I think this is a mechanism that actually happens a lot. People generally do lose a lot of empathy with experience and age. People definitely get de-sensitized to both strongly negative and strongly positive experiences after viewing them a lot. I actually think that this is more likely than the RL story—especially with positive-valence empathy which under the RL story people would be driven to seek out.
But then every time that empathy thing happens, I obviously don’t then immediately eat chocolate. So the reward model would get an error signal—there was a reward prediction, but the reward didn’t happen. And thus the brain would eventually learn a more sophisticated “correct” reward model that didn’t fire empathetically. Right?
My main model for why this doesn’t happen in some circumstances (but definitely not all) is that the brain uses these signals and has a mechanism for actually providing positive or negative reward when they fire depending on other learnt or innate algorithms.
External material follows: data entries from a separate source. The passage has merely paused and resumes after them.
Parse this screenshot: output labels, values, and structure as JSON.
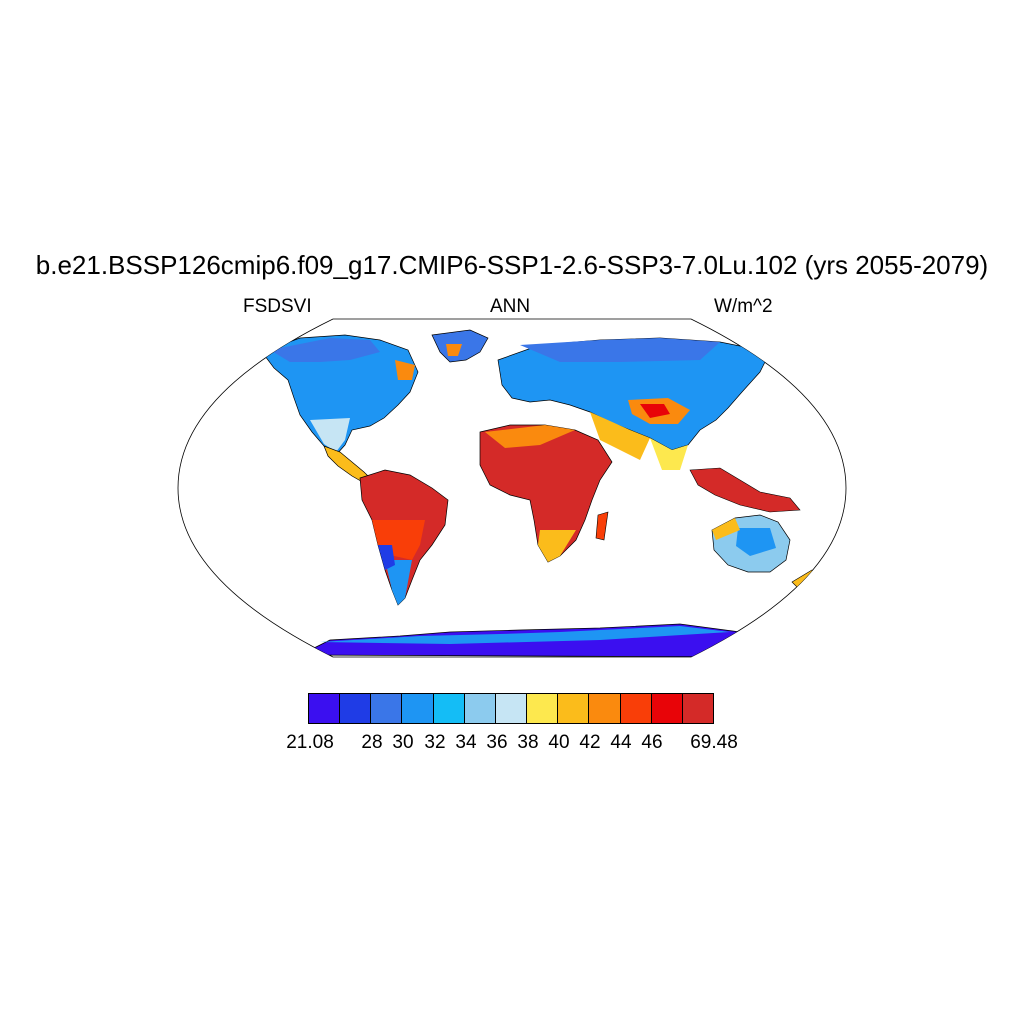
{
  "title": "b.e21.BSSP126cmip6.f09_g17.CMIP6-SSP1-2.6-SSP3-7.0Lu.102 (yrs 2055-2079)",
  "subtitle_left": "FSDSVI",
  "subtitle_center": "ANN",
  "subtitle_right": "W/m^2",
  "colorbar": {
    "colors": [
      "#3b0ff0",
      "#1f3ce6",
      "#3a76e8",
      "#1e95f3",
      "#14bdf6",
      "#8ccbee",
      "#c6e5f4",
      "#fde84e",
      "#fbbc1b",
      "#fa8a0e",
      "#f93e08",
      "#e80408",
      "#d42a28"
    ],
    "labels": [
      "21.08",
      "28",
      "30",
      "32",
      "34",
      "36",
      "38",
      "40",
      "42",
      "44",
      "46",
      "69.48"
    ]
  },
  "map": {
    "projection": "Robinson",
    "field": "FSDSVI",
    "ocean_color": "#ffffff",
    "coastline_color": "#000000"
  }
}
For instance, you could pass the RPE through to some other region to detect whether the empathy triggered for a friend or enemy and then return either positive or negative reward, so implementing either shared happiness or schadenfreude. Generally I think of this mechanism as a low level substrate on which you can build up a more complex repertoire of social emotions by doing reward shaping on these signals.
Also—I really like your post on empathy that cfoster linked above! I have read a lot of your work but somehow missed that one lol. Cool we are thinking at least somewhat along similar lines
Yep this is definitely not proposed as some kind of secure solution to alignment (if only the world were so nice!). The primary point is that if this mechanism exists it might provide some kind of base signal which we can then further optimize to get the agent to assign some kind of utility to others. The majority of the work will of course be getting that to actually work in a robust way.
Yes. Realistically, I think almost any proxy like this will break down under strong enough optimization pressure, and the name of the game is just to figure out how to prevent this much optimization pressure being applied without imposing too high a capabilities tax.